Inability to brush, floss and rinse well

teeth flossing thread for good oral health

The simple routine of brushing for about 2 minutes, twice or thrice a day and flossing at least once is the dentists’ recommended prescription for good oral hygiene. The approximate 2 minute time frame includes rotating the brush all over the mouth and cleaning all the surfaces well in a circular and massaging motion. To keep track of this 2 minute time, it is a good idea to buy a brush with a built in timer. It is also important to replace your toothbrush every 3-4 months.
Flossing in between the teeth should be done daily as well. Consult your dentist to identify the correct flossing technique without damaging your gums.
Rinsing well also contributes to the process of brushing the teeth. This rinse can either be done repeatedly by water or by some mild mouthwash that helps drain all the hidden food from last night or all of the day.

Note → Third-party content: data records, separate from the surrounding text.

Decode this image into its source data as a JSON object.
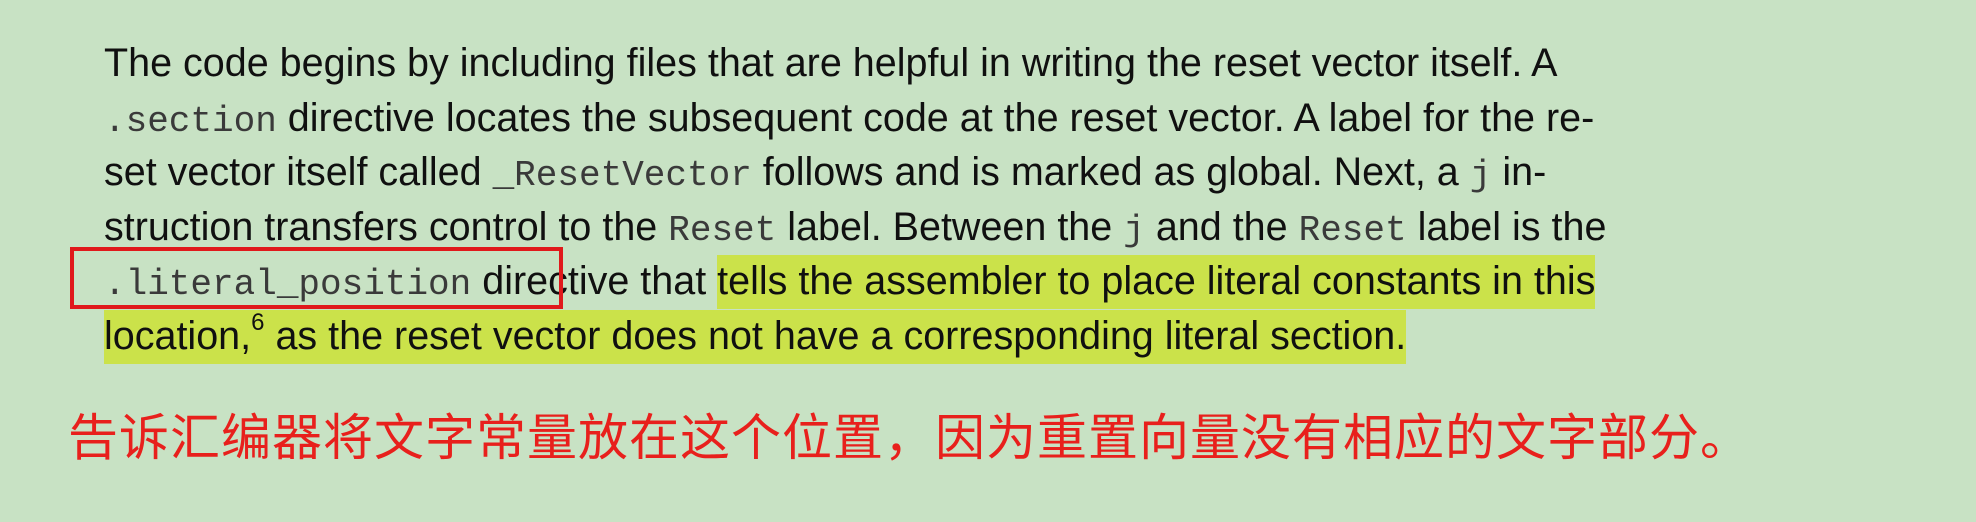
{
  "paragraph": {
    "l1": "The code begins by including files that are helpful in writing the reset vector itself. A",
    "l2_code": ".section",
    "l2_text": " directive locates the subsequent code at the reset vector. A label for the re-",
    "l3_a": "set vector itself called ",
    "l3_code1": "_ResetVector",
    "l3_b": " follows and is marked as global. Next, a ",
    "l3_code2": "j",
    "l3_c": " in-",
    "l4_a": "struction transfers control to the ",
    "l4_code1": "Reset",
    "l4_b": " label. Between the ",
    "l4_code2": "j",
    "l4_c": " and the ",
    "l4_code3": "Reset",
    "l4_d": " label is the",
    "l5_code": ".literal_position",
    "l5_a": " directive that ",
    "l5_hl": "tells the assembler to place literal constants in this",
    "l6_hl_a": "location,",
    "l6_sup": "6",
    "l6_hl_b": " as the reset vector does not have a corresponding literal section."
  },
  "annotation": {
    "box_color": "#e0191b",
    "translation": "告诉汇编器将文字常量放在这个位置，因为重置向量没有相应的文字部分。",
    "translation_color": "#e8201c"
  },
  "colors": {
    "background": "#c8e2c4",
    "highlight": "#cbe24a"
  }
}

Recommended Read: Diagnosing and Treating Halitosis

Not picking the right toothbrush

how to choose the right toothbrush for whiter teeth

A lot of people believe that it is important to pick a brush that has hard, stiff and piercing bristles because that is what will get all the grime out of the mouth. In reality however, a hard bristled or natural bristled toothbrush will only irritate and aggravate the teeth and gums. This would definitely lead to some sort of infection and create sensitivity in the gums and teeth by damaging the enamel.
The correct choice would be to purchase a soft bristled brush. Either hand held or electronic, such a toothbrush would be suitably gentle on your teeth and gums.

Treating your teeth as tools

We’ve all have done it at some point or the other, whether we wish to admit it or not. Using our teeth to open bags, rip off clothing tags and sometimes even pop open soda caps. As harmless as it may seem at the time, it is a damaging action for the teeth. This causes many problems such as the chipping or fracturing of the tip of the tooth or weakening of your teeth.
Use the real tools that are meant for the job and stop scraping by using your mouth as a Swiss army knife. Apart from the breakage you have no idea about the kind of bacteria that lie on the objects that you simply pop in your mouth to open. So think about that the next time a buddy who is too lazy to find a bottle opener gives you the bottle of beer to open with your mouth.

Recommended Read: 7 Bad Breath Solutions That Work

Actions like crunching, sucking, and sipping

sipping sugary drinks beverages

The cool crunch of an ice cube in the mouth feels good but little do we know that the brittleness and cold temperature of that exact same cube of ice can cause microscopic cracks in the surface of the enamel leading to bigger dental problems over time such as tooth fracture.
Popcorn kernels and the pits of fruit such as peaches, apricots, and plums that people like to keep sucking on also put undue stress on a tooth and may cause it to fracture. Lastly, the sipping of sugary soda throughout the day and the constant exposure to sweet and acidic beverages can eventually cause some form of tooth decay.

Neglecting dentist appointments

As kids, a visit to the dentist used to be a threatening situation and would lead to tantrums and melodramatic fits. As you grow up however, its best to be a bit more responsible about dentist appointments.
Regularly visiting a dentist can literally help you preserve your teeth. It is advisable to get your teeth cleaned twice a year. In some cases, it is also suggested to see a dentist every three months to keep gum disease at bay.